Pharmacokinetic data
- Elimination half-life: 0.5 hours

Identifiers
- IUPAC name 1-[(4-Methoxybenzoyl)]-2-pyrrolidinone;
- CAS Number: 72432-10-1;
- PubChem CID: 2196;
- IUPHAR/BPS: 4133;
- DrugBank: DB04599;
- ChemSpider: 2111;
- UNII: 5L16LKN964;
- KEGG: D01883;
- ChEBI: CHEBI:47943;
- ChEMBL: ChEMBL36994;
- CompTox Dashboard (EPA): DTXSID5045128 ;
- ECHA InfoCard: 100.108.230

Chemical and physical data
- Formula: C_{12}H_{13}NO_{3}
- Molar mass: 219.240 g·mol^{−1}
- 3D model (JSmol): Interactive image;
- SMILES O=C2N(C(=O)c1ccc(OC)cc1)CCC2;
- InChI InChI=1S/C12H13NO3/c1-16-10-6-4-9(5-7-10)12(15)13-8-2-3-11(13)14/h4-7H,2-3,8H2,1H3; Key:ZXNRTKGTQJPIJK-UHFFFAOYSA-N;

= Aniracetam =

Medication

Aniracetam (brand names Draganon, Sarpul, Ampamet, Memodrin, Referan), also known as N-anisoyl-2-pyrrolidinone, is a racetam which is sold in Europe as a prescription drug. It is not approved by the Food and Drug Administration for use in the United States as a prescription medication or dietary supplement. Despite the FDA's lack of approval, the drug is readily available over-the-counter in misbranded dietary supplements.

== Medical uses ==
Aniracetam has been used to treat dementia following stroke and in Alzheimer's disease. Results from human clinical trials were published in 1991 (one multi-center placebo-controlled study and a follow-up) and in 2011 (one open-label study).

It has undergone a larger number of experiments in rodents; in a 1982 experiment on rats and mice it was found to have a variety of psychoactive effects, improving learning and memory that was otherwise impaired experimentally. It has been identified as a nootropic drug due to these memory effects. A 2001 study reported that in mice it has modest effects similar to an anxiolytic.

== Pharmacology ==
Aniracetam has been shown to positively modulate the AMPA receptor.

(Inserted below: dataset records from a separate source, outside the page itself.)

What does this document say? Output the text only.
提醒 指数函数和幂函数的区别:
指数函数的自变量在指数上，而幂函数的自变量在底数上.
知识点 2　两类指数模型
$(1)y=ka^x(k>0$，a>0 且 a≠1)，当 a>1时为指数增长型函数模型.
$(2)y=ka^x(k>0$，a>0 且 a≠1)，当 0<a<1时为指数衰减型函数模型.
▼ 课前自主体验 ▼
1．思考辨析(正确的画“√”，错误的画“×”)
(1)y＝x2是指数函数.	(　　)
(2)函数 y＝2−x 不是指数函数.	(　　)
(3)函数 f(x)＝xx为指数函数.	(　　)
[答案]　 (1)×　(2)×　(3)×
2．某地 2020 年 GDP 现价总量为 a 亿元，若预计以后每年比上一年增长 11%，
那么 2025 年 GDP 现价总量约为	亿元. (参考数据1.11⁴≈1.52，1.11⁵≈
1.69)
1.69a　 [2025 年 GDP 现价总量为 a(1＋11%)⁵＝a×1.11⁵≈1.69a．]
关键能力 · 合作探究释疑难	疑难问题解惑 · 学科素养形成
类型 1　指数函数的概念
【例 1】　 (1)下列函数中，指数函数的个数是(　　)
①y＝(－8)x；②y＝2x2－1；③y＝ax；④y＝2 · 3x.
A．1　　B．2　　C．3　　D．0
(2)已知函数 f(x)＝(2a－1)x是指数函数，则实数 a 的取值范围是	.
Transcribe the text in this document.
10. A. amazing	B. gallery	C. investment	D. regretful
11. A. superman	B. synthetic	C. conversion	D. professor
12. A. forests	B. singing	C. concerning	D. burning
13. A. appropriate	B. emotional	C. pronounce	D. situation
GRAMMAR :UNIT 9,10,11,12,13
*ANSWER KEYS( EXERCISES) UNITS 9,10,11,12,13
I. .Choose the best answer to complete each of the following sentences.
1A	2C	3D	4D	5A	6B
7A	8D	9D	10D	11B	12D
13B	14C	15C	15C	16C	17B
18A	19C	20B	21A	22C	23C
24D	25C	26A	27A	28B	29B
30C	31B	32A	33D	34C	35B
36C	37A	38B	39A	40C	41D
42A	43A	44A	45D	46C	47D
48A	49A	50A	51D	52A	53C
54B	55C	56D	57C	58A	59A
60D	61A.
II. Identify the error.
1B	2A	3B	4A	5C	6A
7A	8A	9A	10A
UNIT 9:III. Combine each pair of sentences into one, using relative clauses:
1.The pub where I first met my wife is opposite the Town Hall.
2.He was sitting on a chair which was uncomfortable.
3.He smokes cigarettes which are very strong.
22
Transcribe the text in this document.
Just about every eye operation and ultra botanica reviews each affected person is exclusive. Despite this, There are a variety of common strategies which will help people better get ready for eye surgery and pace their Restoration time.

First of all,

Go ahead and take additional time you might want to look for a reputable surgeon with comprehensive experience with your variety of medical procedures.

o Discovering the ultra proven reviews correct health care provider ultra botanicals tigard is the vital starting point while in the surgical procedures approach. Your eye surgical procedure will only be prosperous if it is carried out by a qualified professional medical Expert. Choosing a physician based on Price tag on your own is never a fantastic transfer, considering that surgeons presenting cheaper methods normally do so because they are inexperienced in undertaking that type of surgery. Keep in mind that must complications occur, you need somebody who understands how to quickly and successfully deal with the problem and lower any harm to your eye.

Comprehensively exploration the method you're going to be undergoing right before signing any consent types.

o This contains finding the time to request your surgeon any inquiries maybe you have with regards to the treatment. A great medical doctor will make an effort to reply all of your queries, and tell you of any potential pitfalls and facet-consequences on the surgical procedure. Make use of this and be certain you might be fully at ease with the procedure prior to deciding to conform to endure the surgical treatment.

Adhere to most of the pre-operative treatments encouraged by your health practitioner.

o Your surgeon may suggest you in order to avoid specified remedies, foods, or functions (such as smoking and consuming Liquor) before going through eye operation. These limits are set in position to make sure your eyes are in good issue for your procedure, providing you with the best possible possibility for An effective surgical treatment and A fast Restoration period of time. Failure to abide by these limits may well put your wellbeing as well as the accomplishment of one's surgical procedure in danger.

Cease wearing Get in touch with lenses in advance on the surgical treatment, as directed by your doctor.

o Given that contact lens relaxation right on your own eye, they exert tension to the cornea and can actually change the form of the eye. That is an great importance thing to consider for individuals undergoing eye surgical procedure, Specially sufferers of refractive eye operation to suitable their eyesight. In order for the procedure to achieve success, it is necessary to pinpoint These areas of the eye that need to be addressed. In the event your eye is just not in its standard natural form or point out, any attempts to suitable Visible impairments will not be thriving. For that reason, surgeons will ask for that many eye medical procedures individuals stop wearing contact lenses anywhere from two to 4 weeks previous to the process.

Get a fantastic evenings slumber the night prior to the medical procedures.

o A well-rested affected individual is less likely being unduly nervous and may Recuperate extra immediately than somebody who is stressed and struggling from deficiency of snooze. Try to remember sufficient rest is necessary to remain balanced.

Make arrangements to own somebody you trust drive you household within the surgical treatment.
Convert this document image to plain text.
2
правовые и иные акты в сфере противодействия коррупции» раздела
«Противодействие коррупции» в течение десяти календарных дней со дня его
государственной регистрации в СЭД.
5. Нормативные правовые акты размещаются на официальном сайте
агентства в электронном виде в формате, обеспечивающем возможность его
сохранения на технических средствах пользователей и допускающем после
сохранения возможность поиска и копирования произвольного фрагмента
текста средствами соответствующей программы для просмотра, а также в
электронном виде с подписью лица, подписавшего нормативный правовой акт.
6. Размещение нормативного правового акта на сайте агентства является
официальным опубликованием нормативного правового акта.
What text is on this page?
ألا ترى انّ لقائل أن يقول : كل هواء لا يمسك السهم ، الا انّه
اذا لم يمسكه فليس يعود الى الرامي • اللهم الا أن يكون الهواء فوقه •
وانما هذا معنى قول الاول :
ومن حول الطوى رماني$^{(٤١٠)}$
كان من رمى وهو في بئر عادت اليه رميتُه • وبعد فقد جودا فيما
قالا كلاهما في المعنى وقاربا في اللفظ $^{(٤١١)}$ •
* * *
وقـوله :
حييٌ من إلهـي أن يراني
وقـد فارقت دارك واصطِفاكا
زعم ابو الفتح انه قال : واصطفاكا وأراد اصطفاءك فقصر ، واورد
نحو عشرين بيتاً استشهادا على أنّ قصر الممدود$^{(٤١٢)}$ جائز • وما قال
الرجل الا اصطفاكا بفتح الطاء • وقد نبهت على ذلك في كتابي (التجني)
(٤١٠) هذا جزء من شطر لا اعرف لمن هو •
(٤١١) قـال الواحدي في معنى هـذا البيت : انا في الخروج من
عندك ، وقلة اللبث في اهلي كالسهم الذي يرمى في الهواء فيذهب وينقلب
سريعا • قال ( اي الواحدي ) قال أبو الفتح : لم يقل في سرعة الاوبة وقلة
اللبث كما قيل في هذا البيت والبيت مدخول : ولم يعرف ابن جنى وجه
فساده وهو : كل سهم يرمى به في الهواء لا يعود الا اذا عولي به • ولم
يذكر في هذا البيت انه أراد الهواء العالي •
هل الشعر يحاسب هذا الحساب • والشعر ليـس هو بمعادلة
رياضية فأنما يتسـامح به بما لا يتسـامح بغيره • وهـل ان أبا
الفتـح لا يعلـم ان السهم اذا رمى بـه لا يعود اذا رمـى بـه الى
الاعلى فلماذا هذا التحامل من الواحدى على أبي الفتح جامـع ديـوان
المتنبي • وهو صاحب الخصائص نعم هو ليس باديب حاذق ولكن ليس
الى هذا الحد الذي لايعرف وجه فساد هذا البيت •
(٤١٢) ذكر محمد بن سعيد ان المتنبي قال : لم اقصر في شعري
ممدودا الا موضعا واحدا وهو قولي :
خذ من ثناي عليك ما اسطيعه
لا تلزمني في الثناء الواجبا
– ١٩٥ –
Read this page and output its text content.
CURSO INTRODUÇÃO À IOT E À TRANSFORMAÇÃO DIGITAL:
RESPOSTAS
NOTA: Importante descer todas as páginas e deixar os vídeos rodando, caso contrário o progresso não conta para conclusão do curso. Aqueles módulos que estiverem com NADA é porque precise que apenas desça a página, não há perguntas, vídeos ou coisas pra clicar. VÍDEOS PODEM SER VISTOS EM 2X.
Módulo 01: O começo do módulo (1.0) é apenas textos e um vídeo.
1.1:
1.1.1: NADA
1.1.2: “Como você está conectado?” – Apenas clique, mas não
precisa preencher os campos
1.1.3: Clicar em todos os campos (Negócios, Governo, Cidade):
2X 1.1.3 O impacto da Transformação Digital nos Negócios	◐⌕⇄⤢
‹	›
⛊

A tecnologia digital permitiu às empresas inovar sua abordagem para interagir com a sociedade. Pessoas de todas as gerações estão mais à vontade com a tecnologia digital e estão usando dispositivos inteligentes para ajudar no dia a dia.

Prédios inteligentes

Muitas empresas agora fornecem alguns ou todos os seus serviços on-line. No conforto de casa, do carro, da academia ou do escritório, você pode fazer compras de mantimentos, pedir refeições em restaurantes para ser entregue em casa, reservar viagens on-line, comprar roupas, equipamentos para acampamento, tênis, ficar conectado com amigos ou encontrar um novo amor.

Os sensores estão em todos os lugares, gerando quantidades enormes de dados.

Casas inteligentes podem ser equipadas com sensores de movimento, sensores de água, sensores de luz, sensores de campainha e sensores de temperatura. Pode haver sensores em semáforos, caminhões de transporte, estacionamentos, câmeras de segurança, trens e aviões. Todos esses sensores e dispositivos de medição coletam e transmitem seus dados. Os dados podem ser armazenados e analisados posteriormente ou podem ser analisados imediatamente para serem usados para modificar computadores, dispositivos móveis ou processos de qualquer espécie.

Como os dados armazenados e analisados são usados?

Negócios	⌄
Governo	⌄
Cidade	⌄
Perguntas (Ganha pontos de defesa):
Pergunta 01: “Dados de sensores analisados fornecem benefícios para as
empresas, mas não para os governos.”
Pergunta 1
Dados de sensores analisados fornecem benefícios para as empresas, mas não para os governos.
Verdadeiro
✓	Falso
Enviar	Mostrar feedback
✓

When ingested orally aniracetam is quickly broken down via first pass hepatic metabolism. The primary metabolites of aniracetam are N-anisoyl-GABA, (70–80%), 2-Pyrrolidinone and p-anisic acid (20–30%). There is some preliminary research suggesting that N-anisoyl-GABA and to a lesser degree p-ansic acid may contribute to the stimulatory effects of aniracetam in rats. Further work in rats suggests that N-anisoyl-GABA may contribute more to increasing acetylcholine release than aniracetam itself. For instance, a study using the forced swim test in rats found that the two metabolites 2-pyrrolidinone and N-anisoyl-GABA alone yielded similar anti-depressant effects as aniracetam itself. The authors of the aforementioned study hypothesized that the metabolites work by increasing levels of dopamine and by stimulating the nicotinic acetylcholine receptors.

Plasma concentrations are generally in the 5–15 μg/L range for aniracetam and 5–15 mg/L range for N-anisoyl-GABA, a pharmacologically active metabolite, during the first few hours after oral administration of the drug. These two plasma species may be measured by liquid chromatography-mass spectrometry.

==Synthesis==
The drug was first made in the 1970s by Hoffmann-La Roche. Synthesis can be accomplished by reacting 2-pyrrolidone with anisoyl chloride in the presence of triethylamine.

Alternatively, gamma-aminobutyric acid can react with anisoyl chloride. Ring closure can be accomplished in the presence of thionyl chloride.

== Legality ==

=== Europe ===
Aniracetam is available by prescription in Greece (brand names Memodrin and Referan) and Italy (brand name Ampamet), where it is indicated for mental function disorders.

=== Australia ===
Aniracetam is a schedule 4 substance in Australia under the Poisons Standard (February 2020). A schedule 4 substance is classified as "Prescription Only Medicine, or Prescription Animal Remedy – Substances, the use or supply of which should be by or on the order of persons permitted by state or territory legislation to prescribe and should be available from a pharmacist on prescription."